Bursa saham Wall Street AS jatuh pada perdagangan akhir pekan lalu lantaran investor menarik diri dari posisinya di Bank First Republic dan saham-saham perbankan lainnya. Instrumen ETF dengan eksposur perbankan yaitu SPDR Regional Banking ETF kehilangan 6 persen dalam sesi tersebut. Serta menyelesaikan penurunan mingguan 14 persen per akhir pekan lalu.
Sementara Bank sentral Eropa alias European Central Bank (ECB) memutuskan menaikkan suku bunga acuan pada Kamis lalu (16/3). Yakni sebesar 50 bps menjadi 3,5 persen di tengah gejolak pasar keuangan. Kebijakan tersebut m menimbulkan kekhawatiran terhadap krisis perbankan global.
Langkah ECB memberikan tekanan terhadap indeks dolar AS (USD) yang membantu penguatan rupiah. “Pembuat kebijakan ECB berusaha meyakinkan investor bahwa bank-bank di Eropa dalam kondisi yang tangguh dan jika ada pergerakan ke suku bunga yang lebih tinggi, itu akan meningkatkan margin mereka,” jelas dosen Fakultas Ekonomi Bisnis Universitas Trisakti itu.
Dari dalam negeri, Bank Indonesia (BI) tetap mempertahankan kebijakan suku bunga acuan di level 5,75 persen. Ekonomi Indonesia dinilai akan tetap stabil dan tahan terhadap ketidakpastian di pasar global, termasuk krisis likuditas perbankan global.
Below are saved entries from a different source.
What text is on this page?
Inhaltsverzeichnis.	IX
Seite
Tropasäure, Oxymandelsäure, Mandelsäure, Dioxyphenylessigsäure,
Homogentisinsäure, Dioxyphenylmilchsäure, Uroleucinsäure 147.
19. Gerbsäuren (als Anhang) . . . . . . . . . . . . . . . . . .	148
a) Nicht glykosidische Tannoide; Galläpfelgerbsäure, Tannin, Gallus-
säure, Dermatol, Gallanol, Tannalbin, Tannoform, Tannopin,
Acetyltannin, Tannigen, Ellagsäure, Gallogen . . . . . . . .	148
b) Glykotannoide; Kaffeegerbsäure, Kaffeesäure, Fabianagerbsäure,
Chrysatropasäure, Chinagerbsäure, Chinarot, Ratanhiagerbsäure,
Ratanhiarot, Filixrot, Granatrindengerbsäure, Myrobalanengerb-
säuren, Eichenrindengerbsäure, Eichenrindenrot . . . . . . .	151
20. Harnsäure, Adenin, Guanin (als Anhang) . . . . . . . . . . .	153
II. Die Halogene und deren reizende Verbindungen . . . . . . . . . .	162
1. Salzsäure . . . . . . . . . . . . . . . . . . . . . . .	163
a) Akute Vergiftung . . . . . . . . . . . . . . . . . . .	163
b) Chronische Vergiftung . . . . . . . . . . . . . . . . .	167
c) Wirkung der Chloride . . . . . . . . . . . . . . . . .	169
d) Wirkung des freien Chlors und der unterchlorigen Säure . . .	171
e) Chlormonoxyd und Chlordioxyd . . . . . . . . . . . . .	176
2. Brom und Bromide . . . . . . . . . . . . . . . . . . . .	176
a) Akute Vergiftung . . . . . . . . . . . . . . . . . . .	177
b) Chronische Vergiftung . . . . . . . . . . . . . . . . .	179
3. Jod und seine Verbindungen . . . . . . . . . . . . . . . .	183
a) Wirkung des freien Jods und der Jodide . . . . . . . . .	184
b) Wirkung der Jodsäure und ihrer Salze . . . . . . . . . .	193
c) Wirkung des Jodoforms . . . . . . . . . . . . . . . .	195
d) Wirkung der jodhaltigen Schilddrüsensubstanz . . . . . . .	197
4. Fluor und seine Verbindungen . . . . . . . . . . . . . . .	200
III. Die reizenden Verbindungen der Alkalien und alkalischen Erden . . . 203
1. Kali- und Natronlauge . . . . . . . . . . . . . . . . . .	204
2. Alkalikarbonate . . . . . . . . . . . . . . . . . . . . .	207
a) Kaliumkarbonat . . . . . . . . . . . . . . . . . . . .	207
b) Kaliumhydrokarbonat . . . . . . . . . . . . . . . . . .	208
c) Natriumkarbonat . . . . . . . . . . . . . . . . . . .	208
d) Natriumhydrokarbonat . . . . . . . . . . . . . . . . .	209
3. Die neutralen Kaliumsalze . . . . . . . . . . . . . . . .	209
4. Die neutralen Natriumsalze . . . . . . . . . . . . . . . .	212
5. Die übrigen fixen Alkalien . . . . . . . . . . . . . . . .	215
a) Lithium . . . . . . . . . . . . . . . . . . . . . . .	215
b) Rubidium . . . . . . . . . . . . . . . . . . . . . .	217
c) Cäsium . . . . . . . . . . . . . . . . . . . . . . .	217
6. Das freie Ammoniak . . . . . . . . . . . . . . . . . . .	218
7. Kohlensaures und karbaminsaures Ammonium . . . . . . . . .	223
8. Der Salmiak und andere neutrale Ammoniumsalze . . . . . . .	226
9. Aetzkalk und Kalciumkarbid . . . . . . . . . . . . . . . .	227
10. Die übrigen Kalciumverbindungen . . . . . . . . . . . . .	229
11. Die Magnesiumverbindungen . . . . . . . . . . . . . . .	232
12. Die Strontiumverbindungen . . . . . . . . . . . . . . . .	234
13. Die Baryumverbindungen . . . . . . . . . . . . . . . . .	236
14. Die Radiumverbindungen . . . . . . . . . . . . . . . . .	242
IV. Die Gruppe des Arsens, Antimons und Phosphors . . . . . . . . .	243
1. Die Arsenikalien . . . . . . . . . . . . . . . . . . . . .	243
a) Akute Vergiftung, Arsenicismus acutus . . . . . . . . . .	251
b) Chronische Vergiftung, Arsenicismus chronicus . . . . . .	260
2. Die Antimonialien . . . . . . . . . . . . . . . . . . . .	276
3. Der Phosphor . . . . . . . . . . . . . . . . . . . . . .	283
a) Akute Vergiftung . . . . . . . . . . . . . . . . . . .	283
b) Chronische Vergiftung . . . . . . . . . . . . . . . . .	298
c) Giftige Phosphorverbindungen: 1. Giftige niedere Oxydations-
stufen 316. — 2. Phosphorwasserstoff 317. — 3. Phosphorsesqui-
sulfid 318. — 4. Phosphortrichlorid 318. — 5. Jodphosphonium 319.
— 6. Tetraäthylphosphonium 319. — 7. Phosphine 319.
Justru, Hans melihat potensi pengurangan BI 7 day reverse repo rate (BI7DRR) tahun ini. Paling cepat pasca momen idul fitri atau paling lambat akhir tahun dengan asumsi tetap kokohnya rupiah.
“IHSG berpotensi koreksi di awal pekan tetapi secara seminggu berpotensi menguat dengan support di level 6.542 sampai 6,480 dan resistance di level 6.709 hingga 6.824,” pungkasnya.